Concept

Italian Egyptians

Summary
Italians in Egypt, also referred to as Italian Egyptians (Italo-egiziani), are Egyptian-born citizens who are fully or partially of Italian descent, whose ancestors were Italians who emigrated to Egypt during the Italian diaspora, or Italian-born people in Egypt. This Italian community have a history that goes back to Roman times. The last Queen of ancient Egypt (the Greek Cleopatra) married the Roman Mark Antony bringing her country as "dowry", and since then Egypt was part of the Roman Empire and the Byzantine Empire for centuries. Many people from the Italian peninsula moved to live in Egypt during those centuries: the tombs of Christian Alexandria shows how deep that presence was. Since then there has been a continuous presence of people (born in the Italian peninsula) and their descendants in Egypt.
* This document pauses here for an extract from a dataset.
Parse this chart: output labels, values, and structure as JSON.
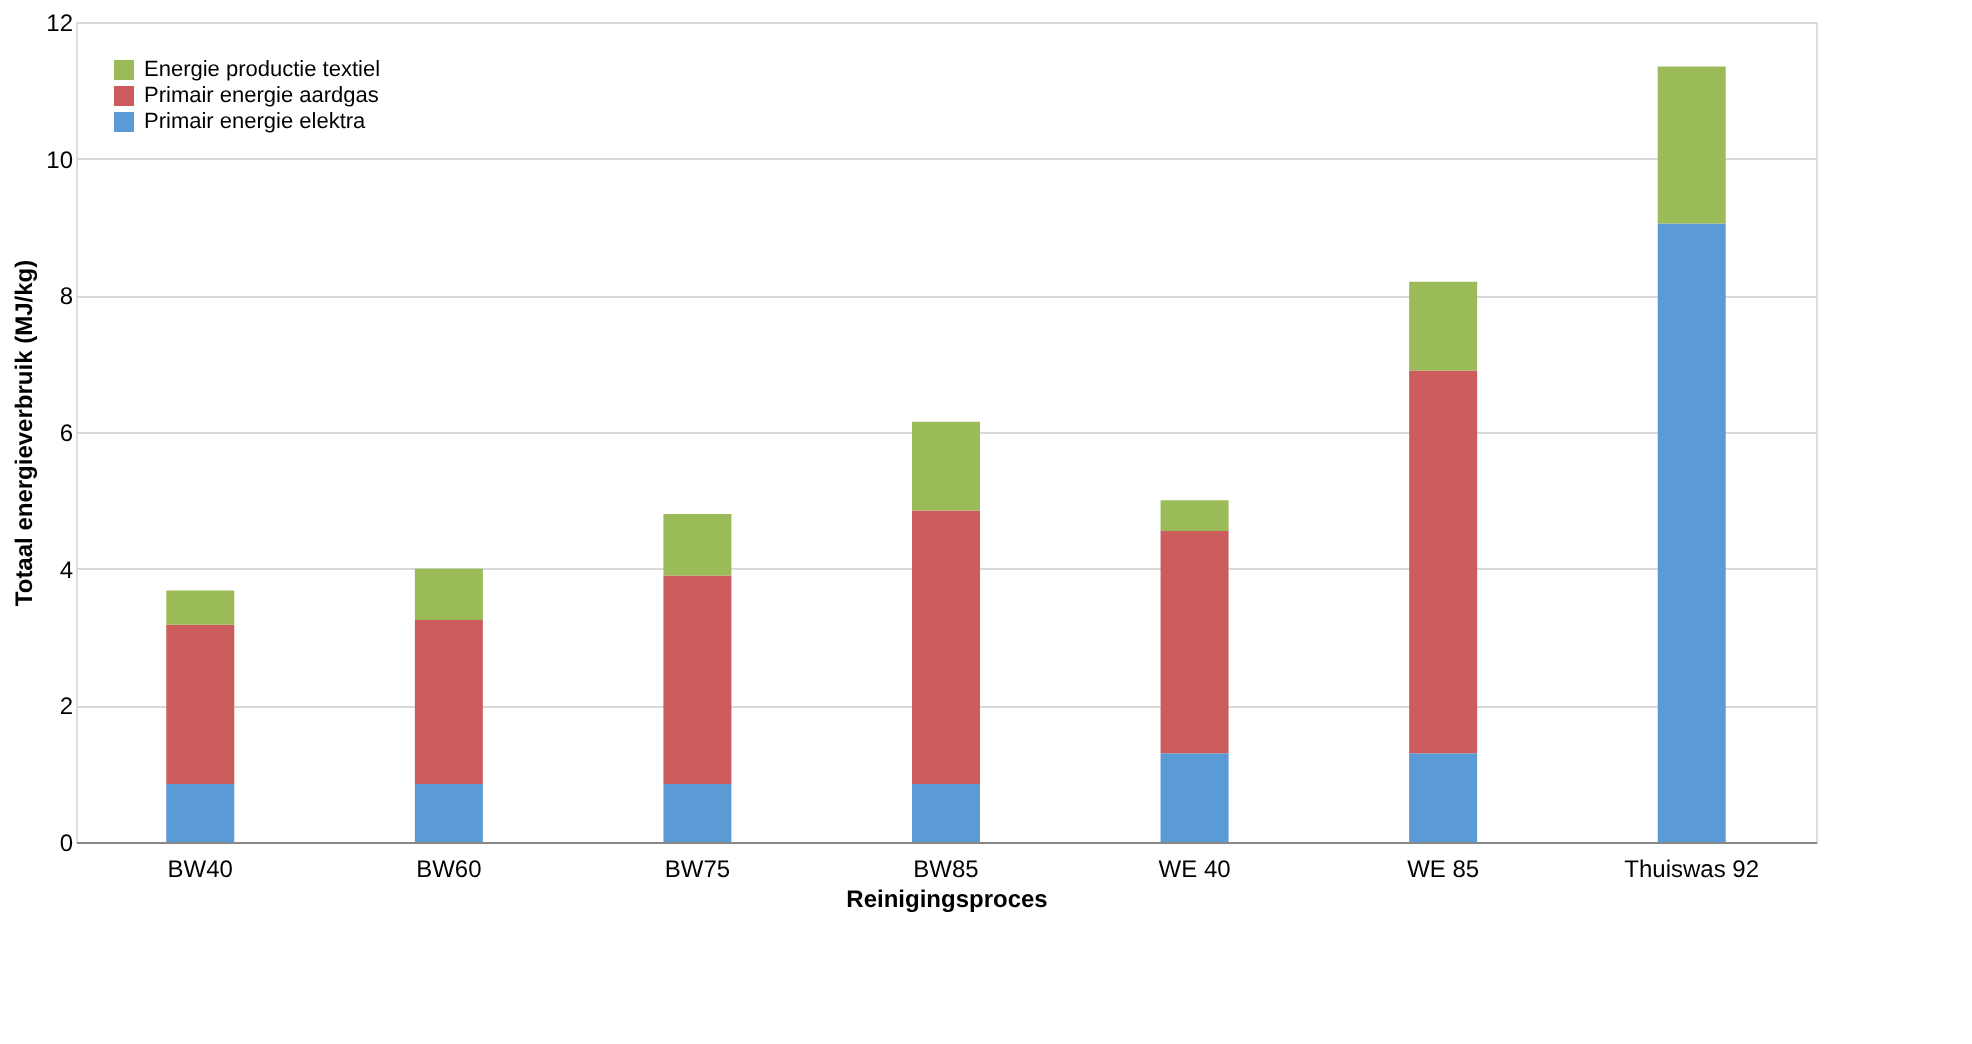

During the Middle Ages Italian communities from the "Maritime Republics" of Italy (mainly Pisa, Genoa and Amalfi) were present in Egypt as merchants. Since the Renaissance the Republic of Venice has always been present in the history and commerce of Egypt: there was even a Venetian Quarter in Cairo. From the time of Napoleon I, the Italian community in Alexandria and Egypt started to grow in a huge way: the size of the community had reached around 60,000 just before World War II, forming the second largest immigrant community in Egypt. The expansion of the colonial Italian Empire after World War I was directed toward Egypt by Benito Mussolini, in order to control the Suez Canal. The Italian Duce created in the 1930s some sections of the National Fascist Party in Alexandria and Cairo, and many hundreds of Italian Egyptians become members of it. Even some intellectuals, like Filippo Tommaso Marinetti (founder of the Futurism) and the poet Giuseppe Ungaretti, were supporters of the Italian nationalism in their native Alexandria. As a consequence, during World War II the British authorities interned in concentration camps nearly 8,000 Italian Egyptians with sympathy for Italian Fascism, in order to prevent sabotage when the Italian Army attacked western Egypt in summer 1940.